- Schumacher on development: “With every race, you get better”
- Aspiring to a career in motor racing: Schumacher is planning his next move
- Schumacher favourably impressed by high standard in ADAC Formula 4
Hockenheim: 48 races, six wins, five pole positions and a runner-up title – that’s the balance sheet for Mick Schumacher (17, Germany, Prema Powerteam) after two seasons in ADAC Formula 4. Going into the grand finale at Hockenheim, the son of seven-time Formula 1 world champion Michael Schumacher still had an outside chance of taking the drivers’ title. Instead, this went to rival contender Joey Mawson. Despite that setback, Schumacher at least had the consolation of seeing Prema Powerteam lift the team trophy. “We made the best we could of the weekend,” he said after the final race. “Of course it would have been nice to win the championship this year, but we rounded off the season in a highly satisfactory manner by clinching the team championship.”
After a two-year spell in the ADAC High Speed Academy, the alumni of which include star names such as Sebastian Vettel, Nico Rosberg, Nico Hülkenberg and Pascal Wehrlein, Schumacher is now moving on to pastures new. The 17-year-old knows that he is only just beginning his journey. The plan is to eventually graduate to Formula 1, but the next steps need to be chosen carefully and properly thought through: “I hope to now compete in Formula 3. The main aim is to gain more experience. If I were to be offered that opportunity, I would focus fully on Formula 3.” He already has some test drives lined up in the near future and is intent on making a successful career in motor racing for himself.
Ideally, he would pursue his ambitions as a member of the Prema Powerteam. The Italian outfit, with whom he feels so much at home, has its cars decked out in a red livery that is similar to that of the illustrious Scuderia Ferrari. The mentality of the Italians, with their passion for motorsport, is very much to Schumacher’s liking.
In his debut ADAC Formula 4 season of 2015, the young man with the famous name came third in the Best Rookie class. By contrast, he spent most of this year in contention for the actual championship, a title that ultimately went to Mawson. Schumacher sees himself on the right track but still far off completing the development stage. “With every race and with every year, you get better,” says Schumacher. “Even every mistake is valuable. You can only learn from them – and make sure that they don’t happen again in the future. I can still benefit from improving my qualifying.”
This year, he not only contested ADAC Formula 4 but also the Italian championship in parallel. The season finale for this competition doesn’t happen until the end of October. Here too, Schumacher is still in with a chance of taking the title. When asked to compare the two junior racing series, he judges the standard in ADAC Formula 4 to be higher: “My opinion is that ADAC Formula 4 has more drivers who are capable of winning. In the Italian equivalent, there are somewhere between seven and ten drivers with the ability to actually win. In ADAC Formula 4, there are maybe 15 who can compete at the front of the field and who are really fast.”

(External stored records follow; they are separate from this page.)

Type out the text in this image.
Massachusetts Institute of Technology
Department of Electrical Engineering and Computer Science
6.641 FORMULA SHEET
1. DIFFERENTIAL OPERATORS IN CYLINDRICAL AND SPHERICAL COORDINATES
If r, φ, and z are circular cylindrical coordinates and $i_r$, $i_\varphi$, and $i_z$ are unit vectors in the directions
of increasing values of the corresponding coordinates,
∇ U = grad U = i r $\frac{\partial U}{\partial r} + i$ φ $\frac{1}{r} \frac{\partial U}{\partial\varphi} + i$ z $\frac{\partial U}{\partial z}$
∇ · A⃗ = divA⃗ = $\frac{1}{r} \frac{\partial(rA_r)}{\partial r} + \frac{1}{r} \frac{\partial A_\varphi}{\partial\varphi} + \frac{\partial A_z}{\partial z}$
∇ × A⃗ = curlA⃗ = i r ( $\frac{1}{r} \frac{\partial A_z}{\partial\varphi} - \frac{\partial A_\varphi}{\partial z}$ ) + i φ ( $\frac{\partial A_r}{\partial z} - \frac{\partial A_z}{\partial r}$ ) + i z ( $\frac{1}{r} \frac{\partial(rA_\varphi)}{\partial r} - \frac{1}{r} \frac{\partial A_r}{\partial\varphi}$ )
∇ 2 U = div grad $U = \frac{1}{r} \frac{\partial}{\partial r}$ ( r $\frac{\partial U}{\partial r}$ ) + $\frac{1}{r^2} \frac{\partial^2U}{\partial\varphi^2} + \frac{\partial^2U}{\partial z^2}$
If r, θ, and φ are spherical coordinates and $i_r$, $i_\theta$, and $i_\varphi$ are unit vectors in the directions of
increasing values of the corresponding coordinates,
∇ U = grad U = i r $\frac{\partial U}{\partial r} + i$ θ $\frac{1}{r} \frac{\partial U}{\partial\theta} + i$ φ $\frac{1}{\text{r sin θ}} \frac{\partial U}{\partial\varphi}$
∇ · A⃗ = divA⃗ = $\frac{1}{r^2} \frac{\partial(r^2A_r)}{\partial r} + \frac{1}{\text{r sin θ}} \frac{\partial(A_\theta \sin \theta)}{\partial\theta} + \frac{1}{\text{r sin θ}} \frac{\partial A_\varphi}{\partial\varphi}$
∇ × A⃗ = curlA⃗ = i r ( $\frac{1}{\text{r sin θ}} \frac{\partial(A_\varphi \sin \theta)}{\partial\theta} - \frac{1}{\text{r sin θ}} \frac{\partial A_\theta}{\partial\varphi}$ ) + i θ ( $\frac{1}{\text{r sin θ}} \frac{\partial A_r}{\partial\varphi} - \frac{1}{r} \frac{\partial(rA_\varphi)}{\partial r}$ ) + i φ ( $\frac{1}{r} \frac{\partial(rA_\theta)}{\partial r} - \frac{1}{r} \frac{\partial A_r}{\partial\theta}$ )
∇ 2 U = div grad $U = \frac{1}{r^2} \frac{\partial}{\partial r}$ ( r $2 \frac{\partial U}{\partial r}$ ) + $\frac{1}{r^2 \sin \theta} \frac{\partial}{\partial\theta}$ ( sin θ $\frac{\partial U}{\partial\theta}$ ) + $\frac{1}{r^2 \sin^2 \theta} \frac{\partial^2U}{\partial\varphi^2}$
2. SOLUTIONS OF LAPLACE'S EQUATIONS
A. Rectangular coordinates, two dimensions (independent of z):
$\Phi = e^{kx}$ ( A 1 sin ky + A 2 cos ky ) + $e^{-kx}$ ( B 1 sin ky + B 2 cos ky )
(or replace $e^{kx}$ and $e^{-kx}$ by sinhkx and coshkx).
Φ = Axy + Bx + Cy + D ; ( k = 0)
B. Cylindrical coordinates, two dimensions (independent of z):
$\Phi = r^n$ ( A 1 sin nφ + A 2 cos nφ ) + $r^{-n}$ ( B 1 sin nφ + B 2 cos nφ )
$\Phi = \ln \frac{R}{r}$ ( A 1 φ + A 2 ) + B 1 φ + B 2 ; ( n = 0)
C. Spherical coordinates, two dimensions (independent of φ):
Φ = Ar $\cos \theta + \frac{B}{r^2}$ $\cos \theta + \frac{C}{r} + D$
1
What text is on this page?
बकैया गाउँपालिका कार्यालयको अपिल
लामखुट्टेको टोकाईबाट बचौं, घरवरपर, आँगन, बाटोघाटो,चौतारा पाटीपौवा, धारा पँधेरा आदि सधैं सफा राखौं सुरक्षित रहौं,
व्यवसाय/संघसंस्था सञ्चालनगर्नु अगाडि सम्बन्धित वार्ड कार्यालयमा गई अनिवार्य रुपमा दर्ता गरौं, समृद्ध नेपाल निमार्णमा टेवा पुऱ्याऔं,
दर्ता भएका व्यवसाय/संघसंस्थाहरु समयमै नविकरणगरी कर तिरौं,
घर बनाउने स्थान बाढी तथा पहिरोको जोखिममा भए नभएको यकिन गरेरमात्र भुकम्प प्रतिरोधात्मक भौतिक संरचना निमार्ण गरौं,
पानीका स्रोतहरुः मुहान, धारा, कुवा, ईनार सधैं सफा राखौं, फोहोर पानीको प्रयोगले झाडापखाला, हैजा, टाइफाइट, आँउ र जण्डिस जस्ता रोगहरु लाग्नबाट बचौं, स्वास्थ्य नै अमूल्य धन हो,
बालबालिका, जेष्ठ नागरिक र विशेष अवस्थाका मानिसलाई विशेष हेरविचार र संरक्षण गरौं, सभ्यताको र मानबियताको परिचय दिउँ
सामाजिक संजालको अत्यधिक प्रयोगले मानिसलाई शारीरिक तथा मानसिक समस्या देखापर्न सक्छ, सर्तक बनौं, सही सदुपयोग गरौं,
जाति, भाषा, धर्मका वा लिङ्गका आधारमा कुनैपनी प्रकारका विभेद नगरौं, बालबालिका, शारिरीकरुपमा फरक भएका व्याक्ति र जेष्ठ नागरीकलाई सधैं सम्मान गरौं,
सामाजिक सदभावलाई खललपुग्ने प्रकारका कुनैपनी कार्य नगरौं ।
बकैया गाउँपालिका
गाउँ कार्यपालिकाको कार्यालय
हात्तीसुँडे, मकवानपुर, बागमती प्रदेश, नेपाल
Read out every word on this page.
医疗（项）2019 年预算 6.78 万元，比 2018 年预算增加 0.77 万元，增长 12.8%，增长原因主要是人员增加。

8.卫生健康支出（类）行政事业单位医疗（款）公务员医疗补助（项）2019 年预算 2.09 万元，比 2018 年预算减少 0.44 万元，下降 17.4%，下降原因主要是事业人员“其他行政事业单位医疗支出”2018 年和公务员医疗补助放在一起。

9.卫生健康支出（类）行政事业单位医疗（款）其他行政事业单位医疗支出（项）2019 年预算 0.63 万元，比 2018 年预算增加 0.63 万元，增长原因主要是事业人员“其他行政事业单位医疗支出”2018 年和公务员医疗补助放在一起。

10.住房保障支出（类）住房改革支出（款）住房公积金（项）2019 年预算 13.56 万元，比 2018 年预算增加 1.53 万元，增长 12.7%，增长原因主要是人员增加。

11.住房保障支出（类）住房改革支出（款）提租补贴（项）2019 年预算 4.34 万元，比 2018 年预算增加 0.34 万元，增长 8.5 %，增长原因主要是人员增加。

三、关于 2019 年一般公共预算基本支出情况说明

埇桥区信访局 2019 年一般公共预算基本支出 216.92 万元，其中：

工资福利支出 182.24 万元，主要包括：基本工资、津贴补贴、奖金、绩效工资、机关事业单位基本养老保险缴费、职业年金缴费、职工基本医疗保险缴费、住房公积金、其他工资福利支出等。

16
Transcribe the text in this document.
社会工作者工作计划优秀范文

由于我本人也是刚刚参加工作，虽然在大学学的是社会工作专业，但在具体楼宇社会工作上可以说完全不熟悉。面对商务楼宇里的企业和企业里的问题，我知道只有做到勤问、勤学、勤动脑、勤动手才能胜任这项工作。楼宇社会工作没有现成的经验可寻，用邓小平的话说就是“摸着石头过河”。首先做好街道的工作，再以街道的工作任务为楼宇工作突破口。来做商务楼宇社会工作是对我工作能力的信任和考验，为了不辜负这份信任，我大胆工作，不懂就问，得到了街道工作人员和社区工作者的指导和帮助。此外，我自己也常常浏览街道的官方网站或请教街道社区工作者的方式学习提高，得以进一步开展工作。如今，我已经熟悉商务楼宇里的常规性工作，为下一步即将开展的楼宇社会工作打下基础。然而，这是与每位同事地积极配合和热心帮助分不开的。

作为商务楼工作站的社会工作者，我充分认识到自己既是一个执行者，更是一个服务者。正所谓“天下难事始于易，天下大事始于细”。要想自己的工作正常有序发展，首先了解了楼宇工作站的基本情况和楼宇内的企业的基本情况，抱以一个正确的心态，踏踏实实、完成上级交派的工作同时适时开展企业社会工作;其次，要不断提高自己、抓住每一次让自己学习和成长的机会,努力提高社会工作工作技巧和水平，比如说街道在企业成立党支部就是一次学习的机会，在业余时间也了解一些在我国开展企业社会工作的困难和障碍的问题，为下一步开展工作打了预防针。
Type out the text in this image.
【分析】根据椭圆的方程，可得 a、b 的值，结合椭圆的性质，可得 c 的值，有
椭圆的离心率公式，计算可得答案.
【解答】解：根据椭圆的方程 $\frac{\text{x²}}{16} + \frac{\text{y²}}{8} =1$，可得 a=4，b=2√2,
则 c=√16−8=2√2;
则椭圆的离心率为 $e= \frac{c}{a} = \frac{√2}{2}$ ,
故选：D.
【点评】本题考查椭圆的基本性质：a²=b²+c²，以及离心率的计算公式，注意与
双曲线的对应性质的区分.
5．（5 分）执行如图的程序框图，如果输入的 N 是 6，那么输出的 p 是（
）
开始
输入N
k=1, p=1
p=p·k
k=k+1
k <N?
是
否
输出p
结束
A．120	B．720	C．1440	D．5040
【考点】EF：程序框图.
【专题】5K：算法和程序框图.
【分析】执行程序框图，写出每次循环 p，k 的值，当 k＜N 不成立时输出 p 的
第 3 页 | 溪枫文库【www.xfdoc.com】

Schumacher was certainly one of them this year. He notched up five race wins and made seven podium appearances. Only Mawson enjoyed even greater success and produced more consistent results with ten wins and six podiums.
It was the battle between these two that characterised this second season of the ADAC High Speed Academy. In the season finale at Hockenheim, Schumacher finished all three races in the points: “The three races here were a lot of fun. Overtaking more than 27 cars in the course of just a few laps – that’s not bad at all. At the same time, we’ve had a lot of bad luck this season, which meant we’ve had to do plenty of overtaking. But I also believe that has taught me as a driver quite a lot. Simply in terms of gaining experience in how to overtake properly.” Schumacher considers overtaking to be one of his strong points: “That became apparent when I was still in karting. In a formula car, it’s obviously a different matter, but even there it goes pretty well. I mostly drive by gut feeling. When I see a gap that I really like, then I’ll go for it. If it works out, all well and good. If not, then I’ll try again.”